What planet do you have to live on to believe that the mainstream media has allowed President Donald Trump to treat them like puppets?
The answer is the same planet inhabited by TDS afflicted Margaret Sullivan, the Washington Post media columnist. To give you an idea of where Sullivan is coming from, take a look a her column of a month ago in which she she demanded that "The media must stop live-broadcasting Trump’s dangerous, destructive coronavirus briefings."
On Tuesday, Sullivan displayed her latest TDS hallucination by fantasizing that "Trump has played the media like a puppet. We’re getting better — but history will not judge us kindly." Yup! You read that right. Sullivan is under the delusion that the over the top hostile media is acting as if it were mere puppets for Trump."

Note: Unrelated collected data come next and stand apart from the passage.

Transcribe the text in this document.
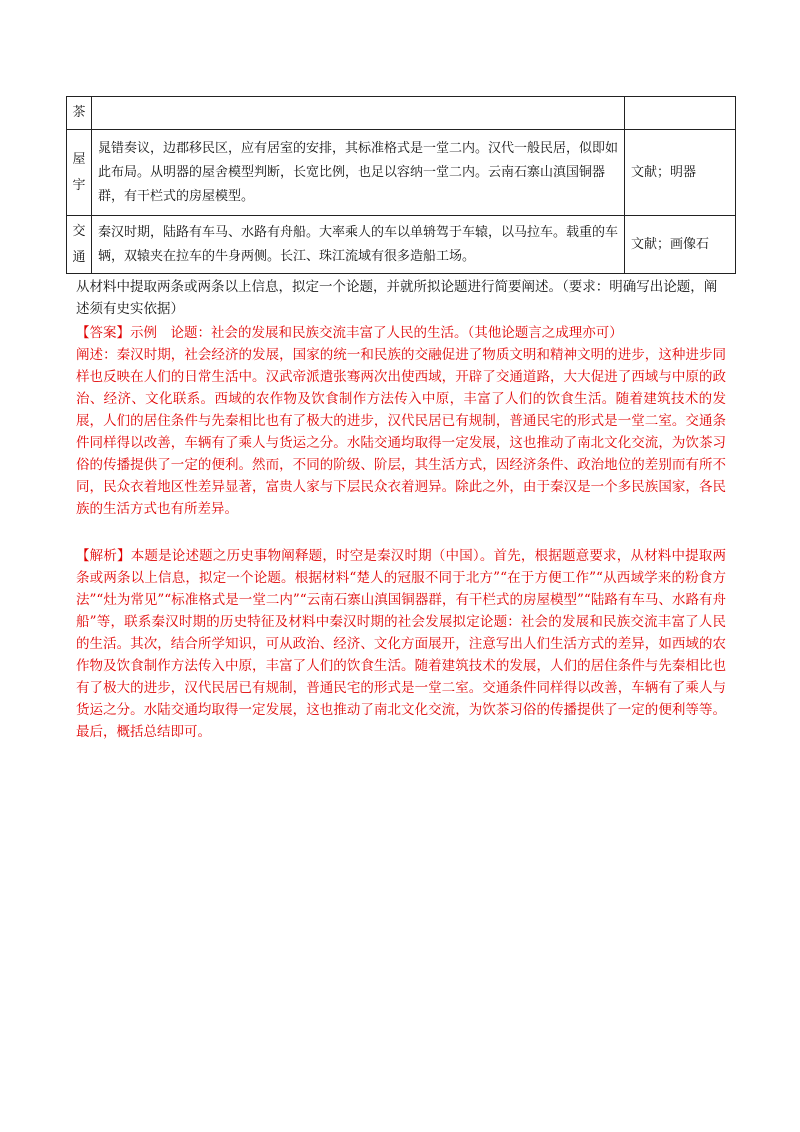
茶		

屋
宇	晁错奏议，边郡移民区，应有居室的安排，其标准格式是一堂二内。汉代一般民居，似即如此布局。从明器的屋舍模型判断，长宽比例，也足以容纳一堂二内。云南石寨山滇国铜器群，有干栏式的房屋模型。	文献；明器

交
通	秦汉时期，陆路有车马、水路有舟船。大率乘人的车以单辀驾于车辕，以马拉车。载重的车辆，双辕夹在拉车的牛身两侧。长江、珠江流域有很多造船工场。	文献；画像石
从材料中提取两条或两条以上信息，拟定一个论题，并就所拟论题进行简要阐述。（要求：明确写出论题，阐述须有史实依据）
【答案】示例　论题：社会的发展和民族交流丰富了人民的生活。（其他论题言之成理亦可）
阐述：秦汉时期，社会经济的发展，国家的统一和民族的交融促进了物质文明和精神文明的进步，这种进步同样也反映在人们的日常生活中。汉武帝派遣张骞两次出使西域，开辟了交通道路，大大促进了西域与中原的政治、经济、文化联系。西域的农作物及饮食制作方法传入中原，丰富了人们的饮食生活。随着建筑技术的发展，人们的居住条件与先秦相比也有了极大的进步，汉代民居已有规制，普通民宅的形式是一堂二室。交通条件同样得以改善，车辆有了乘人与货运之分。水陆交通均取得一定发展，这也推动了南北文化交流，为饮茶习俗的传播提供了一定的便利。然而，不同的阶级、阶层，其生活方式，因经济条件、政治地位的差别而有所不同，民众衣着地区性差异显著，富贵人家与下层民众衣着迥异。除此之外，由于秦汉是一个多民族国家，各民族的生活方式也有所差异。
【解析】本题是论述题之历史事物阐释题，时空是秦汉时期（中国）。首先，根据题意要求，从材料中提取两条或两条以上信息，拟定一个论题。根据材料“楚人的冠服不同于北方”“在于方便工作”“从西域学来的粉食方法”“灶为常见”“标准格式是一堂二内”“云南石寨山滇国铜器群，有干栏式的房屋模型”“陆路有车马、水路有舟船”等，联系秦汉时期的历史特征及材料中秦汉时期的社会发展拟定论题：社会的发展和民族交流丰富了人民的生活。其次，结合所学知识，可从政治、经济、文化方面展开，注意写出人们生活方式的差异，如西域的农作物及饮食制作方法传入中原，丰富了人们的饮食生活。随着建筑技术的发展，人们的居住条件与先秦相比也有了极大的进步，汉代民居已有规制，普通民宅的形式是一堂二室。交通条件同样得以改善，车辆有了乘人与货运之分。水陆交通均取得一定发展，这也推动了南北文化交流，为饮茶习俗的传播提供了一定的便利等等。最后，概括总结即可。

Let us now join Sullivan in mid-delusion about a puppet press:
For nearly five years, the story has been Trump. And, in all that time, the press is still — mostly — covering him on the terms he dictates.
We remain mesmerized, providing far too much attention to the daily circus he provides.

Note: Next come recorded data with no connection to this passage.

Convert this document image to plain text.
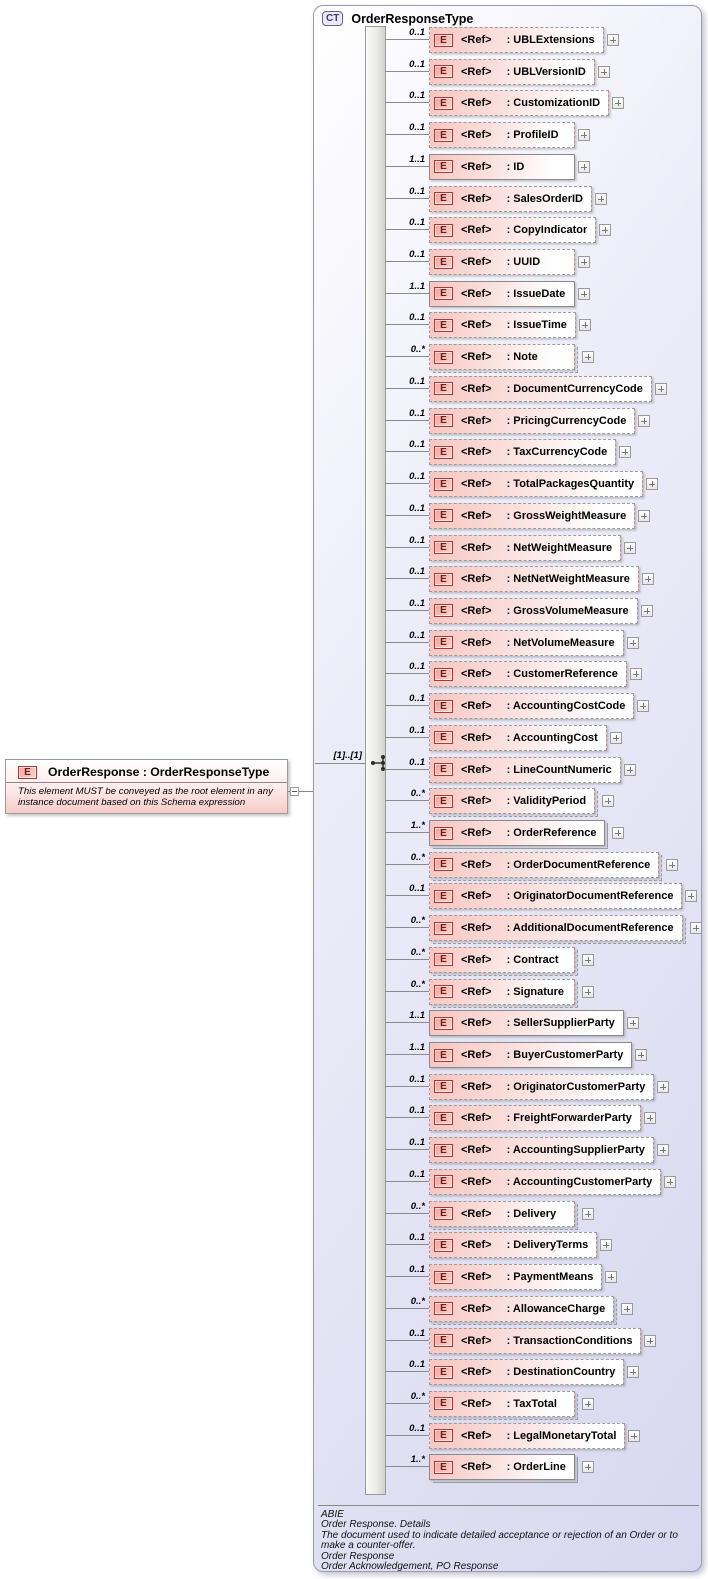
E	OrderResponse : OrderResponseType
This element MUST be conveyed as the root element in any instance document based on this Schema expression
CT OrderResponseType
[1]..[1]
0..1
E	<Ref> : UBLExtensions
0..1
E	<Ref> : UBLVersionID
0..1
E	<Ref> : CustomizationID
0..1
E	<Ref> : ProfileID
1..1
E	<Ref> : ID
0..1
E	<Ref> : SalesOrderID
0..1
E	<Ref> : CopyIndicator
0..1
E	<Ref> : UUID
1..1
E	<Ref> : IssueDate
0..1
E	<Ref> : IssueTime
0..*
E	<Ref> : Note
0..1
E	<Ref> : DocumentCurrencyCode
0..1
E	<Ref> : PricingCurrencyCode
0..1
E	<Ref> : TaxCurrencyCode
0..1
E	<Ref> : TotalPackagesQuantity
0..1
E	<Ref> : GrossWeightMeasure
0..1
E	<Ref> : NetWeightMeasure
0..1
E	<Ref> : NetNetWeightMeasure
0..1
E	<Ref> : GrossVolumeMeasure
0..1
E	<Ref> : NetVolumeMeasure
0..1
E	<Ref> : CustomerReference
0..1
E	<Ref> : AccountingCostCode
0..1
E	<Ref> : AccountingCost
0..1
E	<Ref> : LineCountNumeric
0..*
E	<Ref> : ValidityPeriod
1..*
E	<Ref> : OrderReference
0..*
E	<Ref> : OrderDocumentReference
0..1
E	<Ref> : OriginatorDocumentReference
0..*
E	<Ref> : AdditionalDocumentReference
0..*
E	<Ref> : Contract
0..*
E	<Ref> : Signature
1..1
E	<Ref> : SellerSupplierParty
1..1
E	<Ref> : BuyerCustomerParty
0..1
E	<Ref> : OriginatorCustomerParty
0..1
E	<Ref> : FreightForwarderParty
0..1
E	<Ref> : AccountingSupplierParty
0..1
E	<Ref> : AccountingCustomerParty
0..*
E	<Ref> : Delivery
0..1
E	<Ref> : DeliveryTerms
0..1
E	<Ref> : PaymentMeans
0..*
E	<Ref> : AllowanceCharge
0..1
E	<Ref> : TransactionConditions
0..1
E	<Ref> : DestinationCountry
0..*
E	<Ref> : TaxTotal
0..1
E	<Ref> : LegalMonetaryTotal
1..*
E	<Ref> : OrderLine
ABIE
Order Response. Details
The document used to indicate detailed acceptance or rejection of an Order or to make a counter-offer.
Order Response
Order Acknowledgement, PO Response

We normalize far too much, offering deference to the office he occupies and a benefit of the doubt that is a vestige of the dignified norms of presidencies past.
Yeah, we've seen just how much "deference" has been offered to Trump by the likes of Jim Acosta or Olivia Nuzzi.
But in the big picture and as a whole, we’ve never quite figured out how to cover Trump for the good of citizens. We’ve never really fully changed gears despite Trump’s constant, norm-busting behavior. Determined to do our jobs — dutifully covering the most powerful person in the world — we keep coming back for more:
We've seen how you have figured out how to cover Trump, Margaret, namely by urging the media not to cover him.
Television’s live coverage of briefings continues at many news organizations — allowing Trump to dominate the late-afternoon airwaves, day after day, with torrents of misinformation and narcissistic bragging.
Yup! That coverage sure does bother you to the extent of wanting to eliminate it.
Sullivan even compared the press to an abused spouse: "Is this winning? Only in the sense that a verbally abused spouse is winning if she manages to get the kids off to school after another sleepless night."
She mourns that in time, "Big Journalism" will see all of its own foolishness, just as it was so weak with George W. Bush it allowed the Iraq War to happen:
When we have that distance, what I suspect we’ll see is a candidate and a president who played the media like a puppet while deeply damaging the public’s trust in the press as a democratic institution. Someone who dazzled us with his show, while acting constantly in his own self-interest as we willingly — almost helplessly — magnified his message.
We’ll figure out what happened and why. And we’ll know what to call it. But it won’t be “winning.”
We already know what to call the type of coverage you want, Margaret. "Fake news." A term you originally hyped and then quickly regretted you ever heard of it.